Ethin wrote:
You would be right about the flexibility of loadable kernel modules if it weren't for the fact that a loadable kernel module can easily bring down the entire system.
Sure, agreed at 100%. My point was that if the microkernel as a whole (including the microservices) was unreliable (e.g. up and working 99.9% of time means unreliable to me), it's still unacceptable to have even intermittent failures, the same way as a module causing the whole system to crash. The tolerance for bugs is very little. In other words, complex systems that partially fail but without fully crashing are to me generally worse than systems which either work or crash. I'm all for very intensive testing, instead of "exception-driven" systems, where errors happens all the time almost as a normal routine.
If you write all your code in a completely unsafe language like C and a small bug could make the whole kernel to crash, but you have 100% line coverage and a ton of tests like unit tests, system-tests, stress-tests plus static analysis etc. why would you care? I prefer having powerful and exhaustive tests than fewer tests and claiming that my code is "safe". My assumption is that kernel code must not crash. Under that assumption and world-view the services in a microkernel arch. are mostly overhead.
Ethin wrote:
- Make the service modular using an embeddable scripting language like JS or Lua.
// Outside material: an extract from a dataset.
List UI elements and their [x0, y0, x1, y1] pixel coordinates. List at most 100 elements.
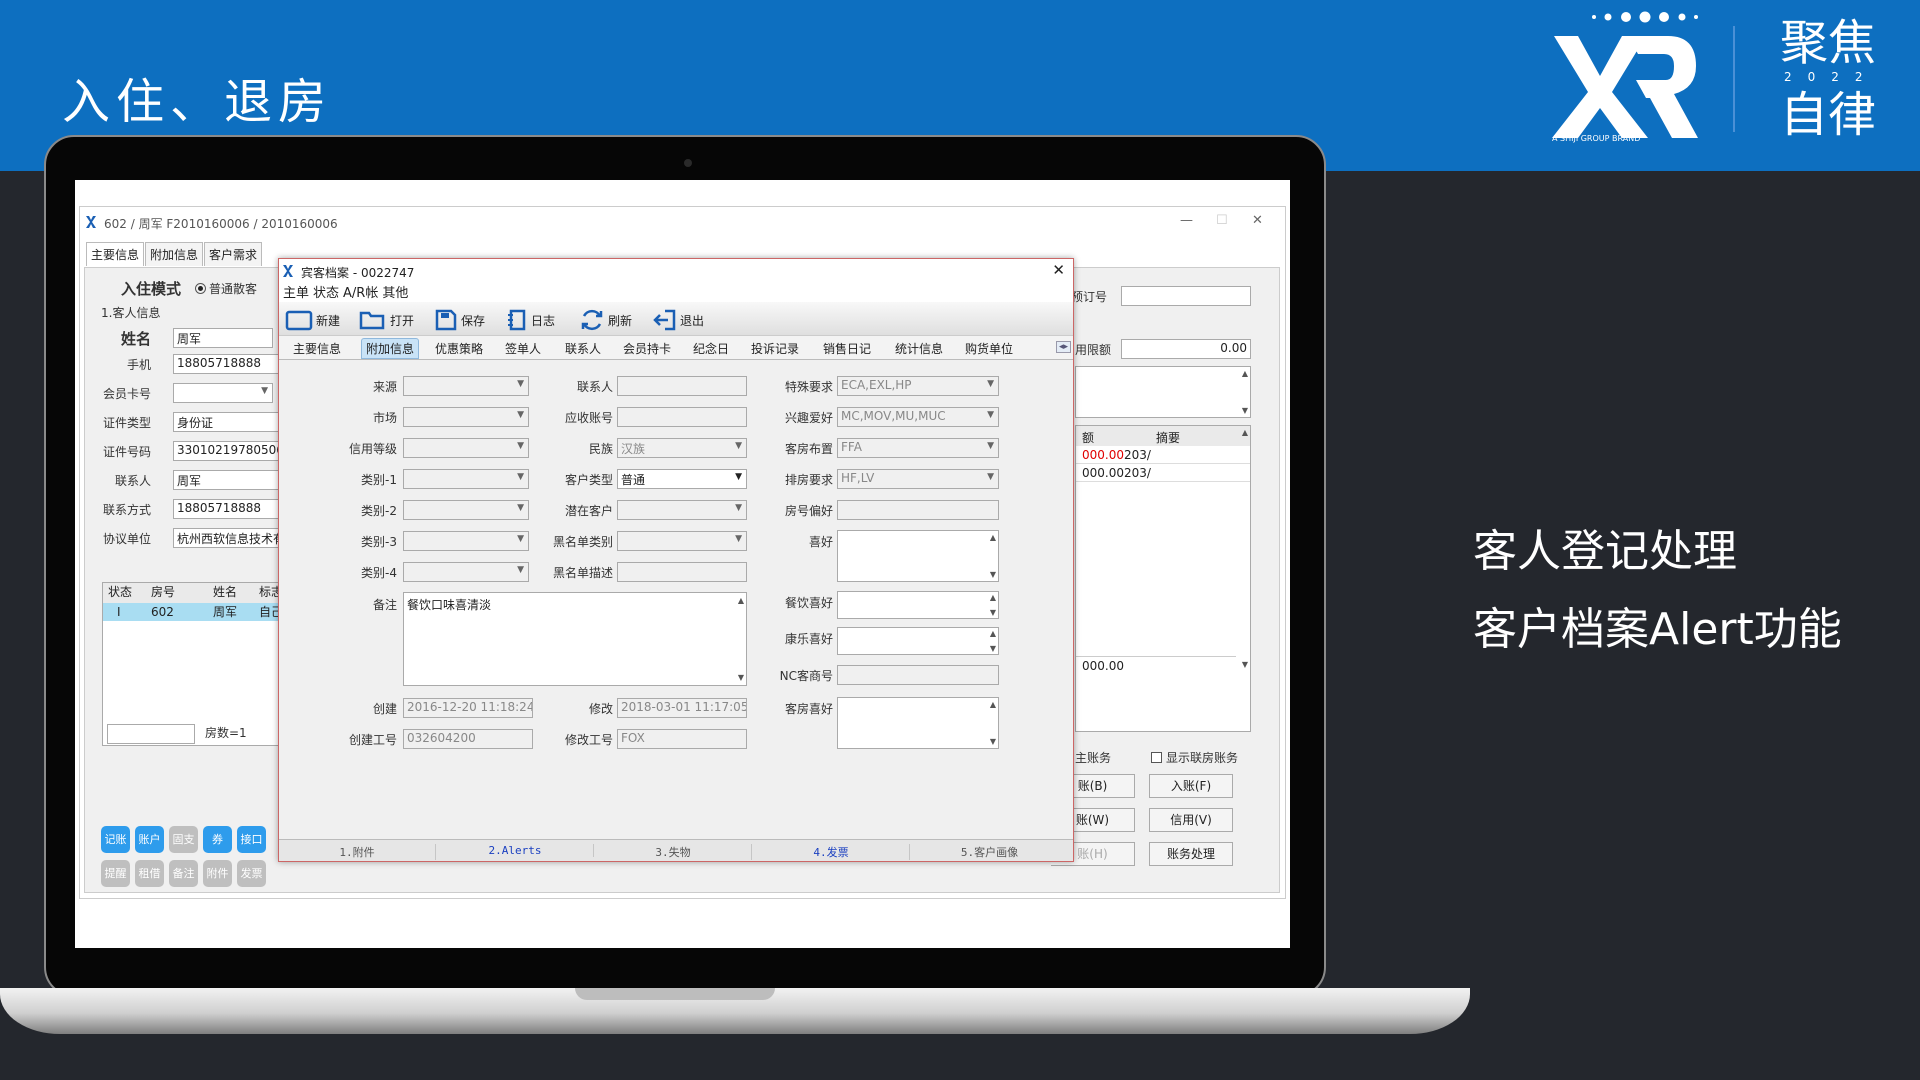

- Use a failover instance while you update the master instance.
I'm very against using managed languages for kernel code
The "limitation" of native languages is not a problem to me.
Anyway, I fully recognize the advantage of failover strategy you mentioned. It's clearly more flexible than what a monolithic kernel can typically do. It's worth probably saying that, theoretically, something like this could be implemented with modules as well. It will require supporting two loaded modules for the same thing plus an atomic switch from one to the other. But, yeah, typically monolithic kernels don't support fancy features like that.
Ethin wrote:
I think that the overhead of message passing has been somewhat, if not entirely, mitigated due to the advent of things like COW and, of course, the ability to share pages (mapping the same page in multiple address spaces simultaneously, such that reads and writes from both ends are reflected in all processes where its mapped) (I like to call this "page mirroring"). Your "message passing" then boils down to notifying the target process that a message is available for reading. And if you use raw binary representation, and don't bother with "packaging" it up into some weird format, that's one less thing you have to worry about. Of course, locking is an issue, and you'll have to figure out how to signal processes when they can and can't write/read the data, but IPC synchronization mechanisms are not a new concept and exist already. Just my thoughts.
Those are the tricks I was mentioning. Here are the drawbacks:
1. no matter how much memory sharing you do, you cannot avoid the extra context switches. And they are expensive, if they happen often. And here there is, again, a whole set of smart optimizations that could be done, nothing of which completely eliminates the problem, but increases the complexity. In the monolithic kernel we would have just used simple function calls instead of complex async queue systems.
2. the more memory sharing you do, the further you go from the "true" microkernel architecture with message passing. Also, you increase the likelihood of a crash affecting multiple services and so the whole system. So, memory sharing is an
unsafe technique that at least partially breaks the microkernel architecture.
3. If you start using managed languages like Lua, you'd really have to pay the whole price of serialization and de-serialization of binary data. Memory sharing goes off the table. Also, the increased latency of such languages is significant compared to native languages. I wouldn't use a kernel that's slower than what it could be. But, forget me: in the large scale (the cloud) the economics would be in favor of the more efficient solution. Think about how much it would cost to add a +30% overhead to 10 million machines. +30% is not a random number. It is, to my best knowledge, the typical overhead a good microkernel has over a monolithic one. I believe Prof. Tanenbaum mentioned himself that number. He believes it's totally worth to pay that extra price for the increased stability and flexibility. Many people disagree. If it was something like +1%, there would had been no discussion probably.